E essa vontade de fugir pra um lugar inexistente continuava.
Uma vontade ensandecida de algo que não estava ali, e ela sabia, que não
existia. Mas, como se pode querer algo que ainda não existe? Como ter vontade de algo não conhecido? Não sabia. Sabia apenas que queria. E olhava pela janela a noite,
contemplando as luzes, que ao se acender iluminavam a sua cidade, deixando a
garota ainda mais apaixonada por ela. Devaneava, e perdida em pensamentos
perguntava-se a si mesma, coisas que não sabia a resposta, e lembrou-se depois
que não sabia as perguntas também. Pensamentos soltos, aleatórios que bailavam
na sua imaginação. Gostava de fazer isso, mesmo não sabendo a logica de
fazê-lo. E ali, naquela janela gradeada
do quarto escuro, ela sabia apenas que queria sair e ao mesmo tempo ficar.

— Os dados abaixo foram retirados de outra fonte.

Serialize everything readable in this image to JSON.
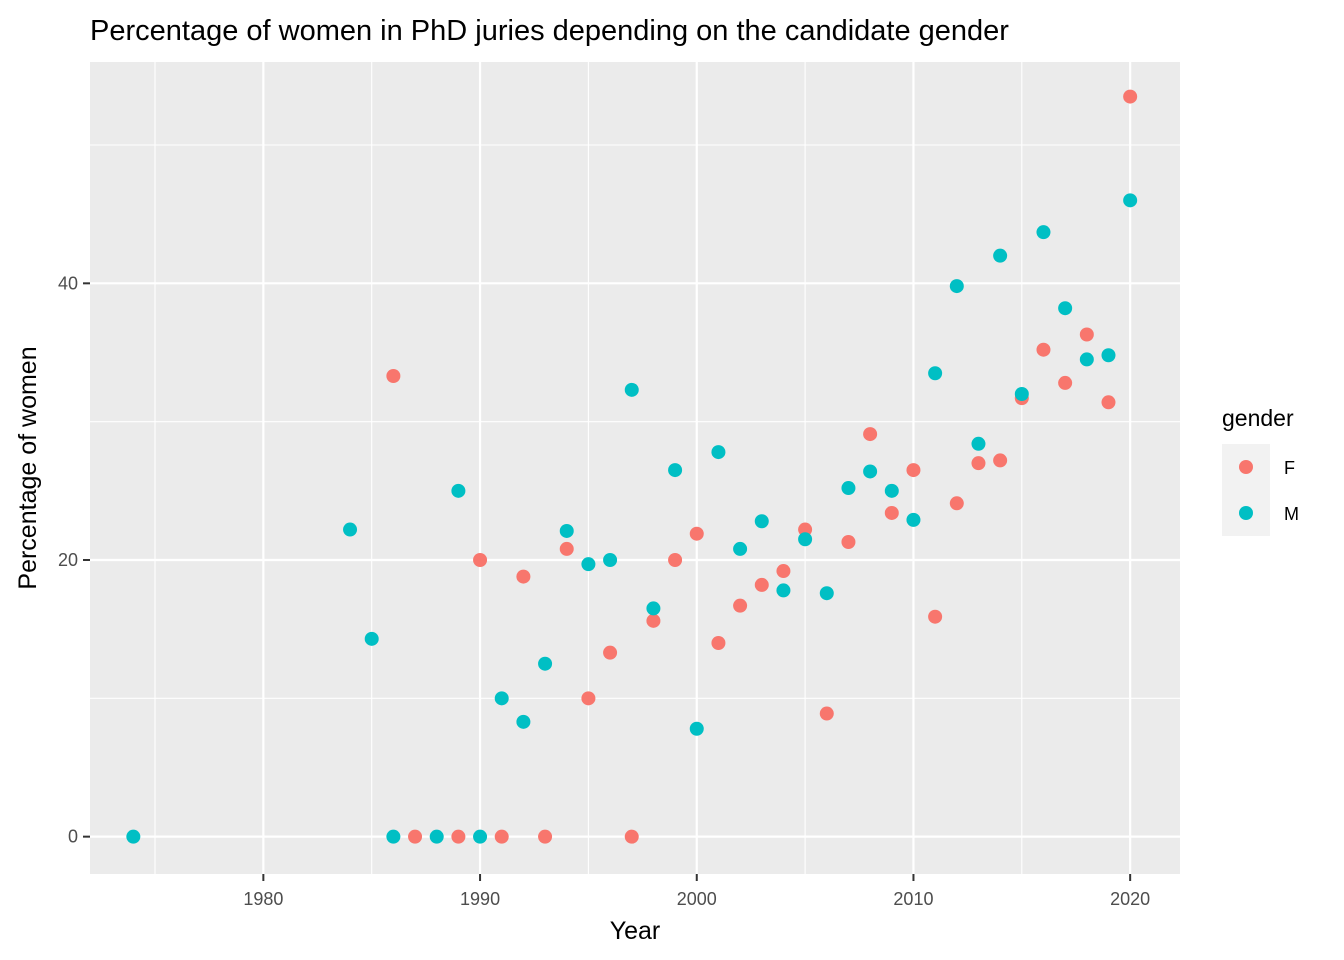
{
  "chart_data": {
    "type": "scatter",
    "title": "Percentage of women in PhD juries depending on the candidate gender",
    "xlabel": "Year",
    "ylabel": "Percentage of women",
    "xlim": [
      1972,
      2022.3
    ],
    "ylim": [
      -2.7,
      56
    ],
    "x_ticks": [
      1980,
      1990,
      2000,
      2010,
      2020
    ],
    "y_ticks": [
      0,
      20,
      40
    ],
    "grid": true,
    "legend": {
      "title": "gender",
      "position": "right"
    },
    "series": [
      {
        "name": "F",
        "color": "#F8766D",
        "points": [
          {
            "x": 1986,
            "y": 33.3
          },
          {
            "x": 1987,
            "y": 0
          },
          {
            "x": 1989,
            "y": 0
          },
          {
            "x": 1990,
            "y": 20
          },
          {
            "x": 1991,
            "y": 0
          },
          {
            "x": 1992,
            "y": 18.8
          },
          {
            "x": 1993,
            "y": 0
          },
          {
            "x": 1994,
            "y": 20.8
          },
          {
            "x": 1995,
            "y": 10
          },
          {
            "x": 1996,
            "y": 13.3
          },
          {
            "x": 1997,
            "y": 0
          },
          {
            "x": 1998,
            "y": 15.6
          },
          {
            "x": 1999,
            "y": 20
          },
          {
            "x": 2000,
            "y": 21.9
          },
          {
            "x": 2001,
            "y": 14
          },
          {
            "x": 2002,
            "y": 16.7
          },
          {
            "x": 2003,
            "y": 18.2
          },
          {
            "x": 2004,
            "y": 19.2
          },
          {
            "x": 2005,
            "y": 22.2
          },
          {
            "x": 2006,
            "y": 8.9
          },
          {
            "x": 2007,
            "y": 21.3
          },
          {
            "x": 2008,
            "y": 29.1
          },
          {
            "x": 2009,
            "y": 23.4
          },
          {
            "x": 2010,
            "y": 26.5
          },
          {
            "x": 2011,
            "y": 15.9
          },
          {
            "x": 2012,
            "y": 24.1
          },
          {
            "x": 2013,
            "y": 27
          },
          {
            "x": 2014,
            "y": 27.2
          },
          {
            "x": 2015,
            "y": 31.7
          },
          {
            "x": 2016,
            "y": 35.2
          },
          {
            "x": 2017,
            "y": 32.8
          },
          {
            "x": 2018,
            "y": 36.3
          },
          {
            "x": 2019,
            "y": 31.4
          },
          {
            "x": 2020,
            "y": 53.5
          }
        ]
      },
      {
        "name": "M",
        "color": "#00BFC4",
        "points": [
          {
            "x": 1974,
            "y": 0
          },
          {
            "x": 1984,
            "y": 22.2
          },
          {
            "x": 1985,
            "y": 14.3
          },
          {
            "x": 1986,
            "y": 0
          },
          {
            "x": 1988,
            "y": 0
          },
          {
            "x": 1989,
            "y": 25
          },
          {
            "x": 1990,
            "y": 0
          },
          {
            "x": 1991,
            "y": 10
          },
          {
            "x": 1992,
            "y": 8.3
          },
          {
            "x": 1993,
            "y": 12.5
          },
          {
            "x": 1994,
            "y": 22.1
          },
          {
            "x": 1995,
            "y": 19.7
          },
          {
            "x": 1996,
            "y": 20
          },
          {
            "x": 1997,
            "y": 32.3
          },
          {
            "x": 1998,
            "y": 16.5
          },
          {
            "x": 1999,
            "y": 26.5
          },
          {
            "x": 2000,
            "y": 7.8
          },
          {
            "x": 2001,
            "y": 27.8
          },
          {
            "x": 2002,
            "y": 20.8
          },
          {
            "x": 2003,
            "y": 22.8
          },
          {
            "x": 2004,
            "y": 17.8
          },
          {
            "x": 2005,
            "y": 21.5
          },
          {
            "x": 2006,
            "y": 17.6
          },
          {
            "x": 2007,
            "y": 25.2
          },
          {
            "x": 2008,
            "y": 26.4
          },
          {
            "x": 2009,
            "y": 25
          },
          {
            "x": 2010,
            "y": 22.9
          },
          {
            "x": 2011,
            "y": 33.5
          },
          {
            "x": 2012,
            "y": 39.8
          },
          {
            "x": 2013,
            "y": 28.4
          },
          {
            "x": 2014,
            "y": 42
          },
          {
            "x": 2015,
            "y": 32
          },
          {
            "x": 2016,
            "y": 43.7
          },
          {
            "x": 2017,
            "y": 38.2
          },
          {
            "x": 2018,
            "y": 34.5
          },
          {
            "x": 2019,
            "y": 34.8
          },
          {
            "x": 2020,
            "y": 46
          }
        ]
      }
    ]
  }
}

Ver
a cidade na qual a sua pessoa fora criada, e ir pra dentro de um livro, pra uma
historia paralela. Mas sabia que no fundo, nada faria. Nada faria pela imensa
dúvida que estava em si mesma, pela falsa confusão presente na mente, camuflada
pelos pensamentos aleatórios e diferentes.
Pensamentos que eram apenas seus. Tão seus que não poderiam
ser sentidos e muito menos explicados por mais ninguém.